Le deuxième est l’audit de l’écart de 5 %. L’évaluation conjointe se déclenche, dans la directive comme dans l’avant-projet français, lorsqu’un écart moyen non justifié dépasse 5 % dans une catégorie de travailleurs effectuant un travail de valeur égale (art. 10 dir.). Cette cartographie ne tient pas dans l’index égalité, qui raisonne sur des indicateurs agrégés et ignore la « valeur égale ». Elle suppose une analyse poste par poste, à partir de critères écrits — compétences, responsabilités, conditions de travail, niveau de classification — qui devront être opposables au CSE et, le cas échéant, au juge.
Le troisième est l’outillage paie. La directive impose à l’employeur de produire, sur demande individuelle, le niveau moyen de rémunération ventilé par sexe pour les travailleurs effectuant un travail de même valeur (art. 7, § 1). Sans extraction stable depuis le SIRH ou le logiciel de paie, le délai de réponse de deux mois est intenable. La préparation technique est plus longue que la rédaction de la procédure interne.

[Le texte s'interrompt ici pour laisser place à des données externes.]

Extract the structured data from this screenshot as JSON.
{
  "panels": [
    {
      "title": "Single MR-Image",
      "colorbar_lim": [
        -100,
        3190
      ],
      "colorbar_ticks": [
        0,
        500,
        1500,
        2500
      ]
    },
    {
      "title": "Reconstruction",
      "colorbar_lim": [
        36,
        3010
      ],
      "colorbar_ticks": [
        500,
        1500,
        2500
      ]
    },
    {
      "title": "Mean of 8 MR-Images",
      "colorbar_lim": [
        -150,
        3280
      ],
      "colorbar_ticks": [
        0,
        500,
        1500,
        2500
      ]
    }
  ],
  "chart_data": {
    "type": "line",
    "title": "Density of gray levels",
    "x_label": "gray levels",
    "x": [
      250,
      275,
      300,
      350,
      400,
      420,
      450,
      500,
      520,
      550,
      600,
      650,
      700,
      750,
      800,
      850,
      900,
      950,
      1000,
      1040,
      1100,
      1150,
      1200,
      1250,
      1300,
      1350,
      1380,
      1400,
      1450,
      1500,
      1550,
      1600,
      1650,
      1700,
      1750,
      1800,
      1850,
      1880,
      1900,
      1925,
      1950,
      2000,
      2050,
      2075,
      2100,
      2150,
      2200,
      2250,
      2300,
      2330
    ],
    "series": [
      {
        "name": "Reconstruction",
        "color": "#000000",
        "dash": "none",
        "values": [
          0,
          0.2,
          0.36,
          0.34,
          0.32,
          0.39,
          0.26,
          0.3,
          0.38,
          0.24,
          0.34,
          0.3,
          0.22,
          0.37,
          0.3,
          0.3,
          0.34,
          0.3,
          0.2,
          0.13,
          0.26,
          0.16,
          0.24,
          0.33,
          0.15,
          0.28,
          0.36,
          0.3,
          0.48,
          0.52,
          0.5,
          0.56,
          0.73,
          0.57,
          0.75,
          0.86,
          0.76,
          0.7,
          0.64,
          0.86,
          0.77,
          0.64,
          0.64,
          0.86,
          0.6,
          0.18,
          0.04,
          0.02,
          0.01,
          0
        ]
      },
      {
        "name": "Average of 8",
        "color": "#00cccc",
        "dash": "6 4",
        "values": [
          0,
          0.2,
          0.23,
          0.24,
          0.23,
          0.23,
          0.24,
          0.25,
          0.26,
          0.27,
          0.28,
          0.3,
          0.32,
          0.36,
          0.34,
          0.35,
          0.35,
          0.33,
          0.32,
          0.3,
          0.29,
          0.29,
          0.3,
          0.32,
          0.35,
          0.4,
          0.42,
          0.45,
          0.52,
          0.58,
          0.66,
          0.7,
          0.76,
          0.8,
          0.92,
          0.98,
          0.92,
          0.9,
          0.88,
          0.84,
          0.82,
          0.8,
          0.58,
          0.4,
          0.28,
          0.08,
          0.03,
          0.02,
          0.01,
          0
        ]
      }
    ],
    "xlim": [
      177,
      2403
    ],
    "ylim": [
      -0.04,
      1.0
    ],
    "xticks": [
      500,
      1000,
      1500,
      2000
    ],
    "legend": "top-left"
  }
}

Le calendrier d’application, indépendant de la France
À retenir — Reporting annuel pour les entreprises de 250 salariés et plus dès le 7 juin 2027 (art. 9, § 4, a). Reporting triennal pour les 150-249 salariés à partir du 7 juin 2027 (art. 9, § 4, b). Reporting triennal pour les 100-149 salariés à compter du 7 juin 2031 (art. 9, § 4, c). L’avant-projet français y ajoute la tranche 50-99 salariés sur un rythme triennal calé sur 2031.
Ces échéances sont fixées par la directive elle-même et survivront à toute hypothèse de transposition tardive : les premiers reportings devront être préparés sur la base de l’exercice 2026 pour publication en 2027.
L’arbitrage est simple à formuler. Vous pouvez attendre la loi pour vous mettre en conformité formelle. Vous ne pouvez plus attendre la loi pour vous mettre en conformité opérationnelle. La transparence se prépare avec dix-huit mois d’avance, pas avec un trimestre de panique.